Tempos de amores perdidos
Passamos por meses difíceis, e um abraço apertado nunca fez tanta falta. Os olhares distantes e de saudades, alguns de dor e angústia, representaram muito do que enfrentamos com o clichê do ‘inimigo invisível’. Nossas dores nem sempre foram compartilhadas. A compaixão à agonia do próximo, não existiu. Dias difíceis. E nunca um aperto de mão, um beijo no rosto, uma carícia de perto na pessoa que ama, fizeram tanta falta. Dias que precisam ser entendidos.
Passei por este período cheio de dúvidas. Não sabia para qual caminho olhar, em qual estrada iria correr. Saí às ruas, desertas, sentindo-me um infrator dos novos costumes. Mas precisava pensar.
Era o início dos tempos assombrosos que logo iríamos perceber. Em março todos fecharam suas portas. O comerciante perdeu a clientela e o prato de arroz e feijão ficou mais caro. O moço da banca de frutas em frente à Catedral, precisou comer o seu estoque para resistir. As crianças ficaram em casa e os pais tiveram que reaprender a divindade de serem pais. Há tempos não se via tantas brincadeiras nos quintais.
Os avós fizeram tamanha falta que, finalmente, os outros parentes se importaram com eles. Idosos ficaram em casa: não puderam ir a supermercados, ou bater perna na feira livre – que também fechou logo de cara. E muitos velhos da vida deram adeus em meio ao isolamento de seus lares. Cômodos vazios da esperança que tanto acometiam os sorrisos dos netos bagunceiros. Morreram, muitos, na cama da solidão.

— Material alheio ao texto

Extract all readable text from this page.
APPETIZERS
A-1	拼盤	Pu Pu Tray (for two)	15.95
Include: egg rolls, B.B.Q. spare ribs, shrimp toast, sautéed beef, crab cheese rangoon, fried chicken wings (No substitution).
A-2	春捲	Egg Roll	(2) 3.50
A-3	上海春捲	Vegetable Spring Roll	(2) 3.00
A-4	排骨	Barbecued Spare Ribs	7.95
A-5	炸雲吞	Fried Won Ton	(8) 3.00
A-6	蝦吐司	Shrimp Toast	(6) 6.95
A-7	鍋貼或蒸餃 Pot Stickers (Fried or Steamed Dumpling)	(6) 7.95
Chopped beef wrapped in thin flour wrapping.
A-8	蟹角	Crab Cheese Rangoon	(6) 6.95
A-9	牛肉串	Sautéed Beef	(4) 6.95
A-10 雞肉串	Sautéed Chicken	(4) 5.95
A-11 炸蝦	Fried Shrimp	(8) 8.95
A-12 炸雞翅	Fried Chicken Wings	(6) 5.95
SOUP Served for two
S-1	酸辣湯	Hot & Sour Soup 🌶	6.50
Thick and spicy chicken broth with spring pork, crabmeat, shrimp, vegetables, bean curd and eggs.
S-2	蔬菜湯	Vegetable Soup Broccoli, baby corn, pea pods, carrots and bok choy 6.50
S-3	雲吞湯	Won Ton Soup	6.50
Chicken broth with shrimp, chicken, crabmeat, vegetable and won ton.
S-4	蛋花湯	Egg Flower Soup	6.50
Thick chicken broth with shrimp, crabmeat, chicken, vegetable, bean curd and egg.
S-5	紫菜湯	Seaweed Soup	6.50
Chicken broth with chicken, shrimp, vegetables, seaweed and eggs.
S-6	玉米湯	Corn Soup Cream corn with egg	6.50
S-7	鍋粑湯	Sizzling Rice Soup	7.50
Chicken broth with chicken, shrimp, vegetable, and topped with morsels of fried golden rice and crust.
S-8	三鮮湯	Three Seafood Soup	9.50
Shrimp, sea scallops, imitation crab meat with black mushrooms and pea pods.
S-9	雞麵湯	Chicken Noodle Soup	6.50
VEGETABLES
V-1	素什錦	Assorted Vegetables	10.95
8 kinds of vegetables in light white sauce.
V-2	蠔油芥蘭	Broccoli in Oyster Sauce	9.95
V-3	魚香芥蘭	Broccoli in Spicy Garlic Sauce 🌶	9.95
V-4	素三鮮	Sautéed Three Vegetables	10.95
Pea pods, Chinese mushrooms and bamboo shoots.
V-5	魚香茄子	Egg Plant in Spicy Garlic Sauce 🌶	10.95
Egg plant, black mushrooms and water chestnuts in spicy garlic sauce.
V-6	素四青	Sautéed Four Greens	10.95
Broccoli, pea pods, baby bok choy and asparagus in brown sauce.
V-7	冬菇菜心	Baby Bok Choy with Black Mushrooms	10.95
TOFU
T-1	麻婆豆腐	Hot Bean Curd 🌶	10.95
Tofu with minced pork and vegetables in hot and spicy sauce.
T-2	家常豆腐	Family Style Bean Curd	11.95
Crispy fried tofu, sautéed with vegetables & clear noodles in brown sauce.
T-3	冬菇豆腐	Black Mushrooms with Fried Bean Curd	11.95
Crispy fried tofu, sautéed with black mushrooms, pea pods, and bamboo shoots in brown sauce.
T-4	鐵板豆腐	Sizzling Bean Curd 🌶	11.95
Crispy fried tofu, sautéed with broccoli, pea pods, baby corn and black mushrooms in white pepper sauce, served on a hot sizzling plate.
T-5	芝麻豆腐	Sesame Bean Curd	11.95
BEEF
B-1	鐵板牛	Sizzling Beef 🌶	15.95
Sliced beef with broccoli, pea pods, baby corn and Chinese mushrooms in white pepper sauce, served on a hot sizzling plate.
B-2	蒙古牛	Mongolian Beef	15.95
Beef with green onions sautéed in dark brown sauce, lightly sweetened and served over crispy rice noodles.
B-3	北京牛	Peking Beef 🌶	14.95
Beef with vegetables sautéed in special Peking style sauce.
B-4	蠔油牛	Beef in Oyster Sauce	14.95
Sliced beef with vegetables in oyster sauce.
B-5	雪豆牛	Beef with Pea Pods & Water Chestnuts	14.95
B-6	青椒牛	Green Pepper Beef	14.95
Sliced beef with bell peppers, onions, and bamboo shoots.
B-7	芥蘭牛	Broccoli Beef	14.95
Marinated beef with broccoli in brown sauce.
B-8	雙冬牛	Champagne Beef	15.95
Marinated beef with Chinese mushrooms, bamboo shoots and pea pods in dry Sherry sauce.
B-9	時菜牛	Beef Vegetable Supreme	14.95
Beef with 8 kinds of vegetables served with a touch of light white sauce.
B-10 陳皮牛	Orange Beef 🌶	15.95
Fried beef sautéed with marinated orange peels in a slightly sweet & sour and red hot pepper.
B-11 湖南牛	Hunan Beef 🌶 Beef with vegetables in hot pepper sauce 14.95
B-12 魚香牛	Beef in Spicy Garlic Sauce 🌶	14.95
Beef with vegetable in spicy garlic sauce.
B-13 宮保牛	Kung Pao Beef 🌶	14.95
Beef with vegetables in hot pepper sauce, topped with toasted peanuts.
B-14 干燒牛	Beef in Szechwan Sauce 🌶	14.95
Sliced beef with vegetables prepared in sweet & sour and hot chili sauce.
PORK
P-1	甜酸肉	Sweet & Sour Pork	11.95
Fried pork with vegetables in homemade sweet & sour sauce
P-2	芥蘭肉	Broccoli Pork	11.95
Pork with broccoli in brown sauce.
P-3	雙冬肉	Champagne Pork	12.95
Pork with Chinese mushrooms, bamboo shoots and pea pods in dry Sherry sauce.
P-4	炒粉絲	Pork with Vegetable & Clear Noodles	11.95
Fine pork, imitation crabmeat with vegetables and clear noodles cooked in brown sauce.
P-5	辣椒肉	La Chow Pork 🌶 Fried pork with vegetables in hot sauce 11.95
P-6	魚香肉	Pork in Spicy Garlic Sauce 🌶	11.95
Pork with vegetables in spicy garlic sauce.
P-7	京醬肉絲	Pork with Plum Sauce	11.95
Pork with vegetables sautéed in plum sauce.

Não se via mais nas praças dos bairros o movimento dos jovens com a bola de baixo do braço. As praças, apenas os moradores de rua continuaram frequentando. Sem uma vida a mais para encontrar, estes enfrentaram tamanho desafio apenas com a coragem e a habilidade de sobreviver. Para eles, os tempos sempre serão difíceis.
Ficamos todos em casa. E cansamos. Munidos de informações desencontradas sobre o que ocorria, as discussões foram aos montes. Acalorados por um momento que essa geração nunca passou, os debates em torno do assunto se tornaram frequentes. Primos brigaram e não se falam mais. Amigos de infância hoje se ignoram por conta de opiniões distintas. Casais que antes estavam se formando, não querem mais se ver.
Esse vírus, seja lá de onde for, trouxe consequências a mais do que a vida. Tirou muito do que não tínhamos e trouxe além do que precisávamos para entender a nossa existência: necessitamos sentir saudade; a falta nos ensina; os filhos carecem de atenção e os avós de cuidados.
Agora, uma luz se aproxima. Parece-me que muito em breve seremos revestidos de uma dose de remédio e poderemos voltar à rotina. A tão admirável rotina, que nos espera sentada na mesa do café, lendo o jornal diário da hipocrisia e dos tempos de amores perdidos.